Berfikir pada dasarnya
merupakan rangkaian proses kognisi yang bersifat pribadi atau pemrosesan
informasi yang berlangsung selama munculnya stimulus sampai dengan munculnya
respons (morgan, 1989). Dalam proses berfikir digunakan simbol – simbol yang
memiliki makna dan arti tertentu bagi masing – masing individu. Kemampuan
berbahasa dan kemampuan berfikir saling mempengaruhi satu sama lain.
Seseorang
yang rendah kemampuan berfikirnya akan mengalami kesulitan dalam menyusun
kalimat yang baik, logis, dan sistematis. Hal ini berakibat sulitnya
berkomunikasi. Bersosialisasi berarti melakukan konteks dengan orang lain.

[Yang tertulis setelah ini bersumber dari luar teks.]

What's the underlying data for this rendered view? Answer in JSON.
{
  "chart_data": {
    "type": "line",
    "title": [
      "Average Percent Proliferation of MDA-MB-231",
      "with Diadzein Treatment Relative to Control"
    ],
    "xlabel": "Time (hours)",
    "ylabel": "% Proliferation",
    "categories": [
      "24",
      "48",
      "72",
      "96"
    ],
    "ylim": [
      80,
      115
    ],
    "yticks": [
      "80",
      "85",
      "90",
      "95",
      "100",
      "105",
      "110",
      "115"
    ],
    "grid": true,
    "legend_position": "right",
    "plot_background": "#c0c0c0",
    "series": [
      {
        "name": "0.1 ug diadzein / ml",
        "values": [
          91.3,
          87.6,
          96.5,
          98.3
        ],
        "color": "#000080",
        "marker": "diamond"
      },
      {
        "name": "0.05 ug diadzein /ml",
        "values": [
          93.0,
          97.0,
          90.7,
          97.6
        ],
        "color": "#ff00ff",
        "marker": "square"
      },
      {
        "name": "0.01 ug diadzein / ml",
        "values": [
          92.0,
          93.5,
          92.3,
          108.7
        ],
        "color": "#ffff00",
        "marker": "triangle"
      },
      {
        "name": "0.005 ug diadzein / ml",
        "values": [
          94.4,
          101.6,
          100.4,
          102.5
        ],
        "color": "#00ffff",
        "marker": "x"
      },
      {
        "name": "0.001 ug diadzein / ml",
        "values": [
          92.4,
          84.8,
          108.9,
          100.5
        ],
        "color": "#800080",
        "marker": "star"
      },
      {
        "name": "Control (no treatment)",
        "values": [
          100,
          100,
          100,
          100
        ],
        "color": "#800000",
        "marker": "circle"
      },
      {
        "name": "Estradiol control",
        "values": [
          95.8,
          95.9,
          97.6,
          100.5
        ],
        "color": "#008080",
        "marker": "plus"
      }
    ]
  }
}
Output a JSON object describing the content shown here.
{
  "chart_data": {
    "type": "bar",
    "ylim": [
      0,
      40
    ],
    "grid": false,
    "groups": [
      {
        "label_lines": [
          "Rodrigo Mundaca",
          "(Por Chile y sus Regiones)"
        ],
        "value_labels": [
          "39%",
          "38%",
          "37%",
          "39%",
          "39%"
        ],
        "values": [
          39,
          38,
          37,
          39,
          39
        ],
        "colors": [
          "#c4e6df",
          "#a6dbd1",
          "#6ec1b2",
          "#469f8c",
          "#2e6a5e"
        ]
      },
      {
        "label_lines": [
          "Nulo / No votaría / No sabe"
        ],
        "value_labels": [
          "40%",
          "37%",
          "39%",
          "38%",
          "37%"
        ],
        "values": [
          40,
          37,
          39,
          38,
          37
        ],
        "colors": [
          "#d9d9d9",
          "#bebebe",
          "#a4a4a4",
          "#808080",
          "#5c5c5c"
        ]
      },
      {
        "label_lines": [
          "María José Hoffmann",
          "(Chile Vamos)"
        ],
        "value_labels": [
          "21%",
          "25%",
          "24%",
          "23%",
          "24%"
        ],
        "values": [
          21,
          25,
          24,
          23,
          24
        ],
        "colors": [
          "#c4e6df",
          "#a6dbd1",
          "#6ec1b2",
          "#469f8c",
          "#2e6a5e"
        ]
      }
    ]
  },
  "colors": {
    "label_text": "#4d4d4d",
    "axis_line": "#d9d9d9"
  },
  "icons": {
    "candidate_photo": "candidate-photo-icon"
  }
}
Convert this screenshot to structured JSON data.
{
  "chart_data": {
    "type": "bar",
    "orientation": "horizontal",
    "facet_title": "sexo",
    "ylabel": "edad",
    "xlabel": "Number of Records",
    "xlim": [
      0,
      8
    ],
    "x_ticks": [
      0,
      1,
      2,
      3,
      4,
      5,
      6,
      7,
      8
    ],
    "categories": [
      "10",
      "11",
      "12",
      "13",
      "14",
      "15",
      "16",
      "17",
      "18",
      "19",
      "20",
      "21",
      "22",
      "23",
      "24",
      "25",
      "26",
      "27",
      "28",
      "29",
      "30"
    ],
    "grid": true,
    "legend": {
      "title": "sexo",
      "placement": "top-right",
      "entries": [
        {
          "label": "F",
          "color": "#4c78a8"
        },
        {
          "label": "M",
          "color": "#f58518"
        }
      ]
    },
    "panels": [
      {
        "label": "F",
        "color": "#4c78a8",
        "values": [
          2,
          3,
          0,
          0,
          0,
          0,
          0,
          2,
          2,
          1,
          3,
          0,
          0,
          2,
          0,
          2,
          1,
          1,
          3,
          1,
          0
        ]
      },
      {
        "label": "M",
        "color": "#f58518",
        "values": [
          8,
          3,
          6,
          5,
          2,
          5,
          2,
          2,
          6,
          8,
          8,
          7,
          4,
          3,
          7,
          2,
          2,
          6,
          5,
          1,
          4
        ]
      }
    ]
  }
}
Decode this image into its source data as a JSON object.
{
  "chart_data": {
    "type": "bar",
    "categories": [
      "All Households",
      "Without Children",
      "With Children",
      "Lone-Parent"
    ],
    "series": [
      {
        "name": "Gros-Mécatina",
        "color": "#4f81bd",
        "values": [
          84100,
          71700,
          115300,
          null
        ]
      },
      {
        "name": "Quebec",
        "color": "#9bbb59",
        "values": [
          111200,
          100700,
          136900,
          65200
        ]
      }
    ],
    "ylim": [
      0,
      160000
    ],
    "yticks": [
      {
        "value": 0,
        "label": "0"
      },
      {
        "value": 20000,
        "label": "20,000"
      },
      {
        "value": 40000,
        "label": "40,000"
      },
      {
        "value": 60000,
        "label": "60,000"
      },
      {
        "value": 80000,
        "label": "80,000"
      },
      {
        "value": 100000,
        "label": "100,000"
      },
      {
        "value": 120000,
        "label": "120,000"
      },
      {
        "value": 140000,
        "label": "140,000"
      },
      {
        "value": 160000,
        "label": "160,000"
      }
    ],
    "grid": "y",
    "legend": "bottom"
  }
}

Seseorang menyampaikan ide dengan berbahasa dan menangkap ide orang lain juga
dengan melalui bahasa. Menyampaikan dan mengambil ide itu merupakan proses
berfikir yang abstrak. Ketidaktepatan menangkap arti bahasa akan berakibat
ketidaktepatan dan kekeburan presepsi yang diperolehnya. Akibat lebih lanjut
adalah hasil proses berfikir jadi tidak benar, dan hal itu disebabkan karena
kemampuan berbahasa seseorang yang rendah. Sering kali dikatakan oleh banyak
orang bahwa kemampuan berfikir seseorang menentukan dan sekaligus dapat
dipahami dari kemampuan bahasanya. Sebaliknya kemampuan berbahasa seseorang
merupakan pencerminan dari kemampuan berfikir seseorang.
Meskipun demikian, dalam kasus tertentu ada sejumlah orang yang
kemampuan berfikirnya bagus tetapi kemampuan bahasanya kurang. Sebaliknya ada
sejumlah orang yang kemampuan bahasanya bagus
tetapi kemampuan berfikirnya tidak sebagus kemampuan bahasanya.
Seringkali dijumpai sejumlah orang yang mampu menulis dengan bagus untuk
memngekspresikan pemikirannya, tetapi ketika diminta untuk mempersentasikan
pikiran – pikirannya justru jadi tidak menarik. Sebaliknya, ada sejumlah orang
yang ketika diminta mempresentasikan pikiran-pikirannya sangat menarik dan
sangat memukau banyak orang, tetpi ketika diminta menuangkan hasil
pikiran-pikirannya dalam tulisan menjadi tidak menarik.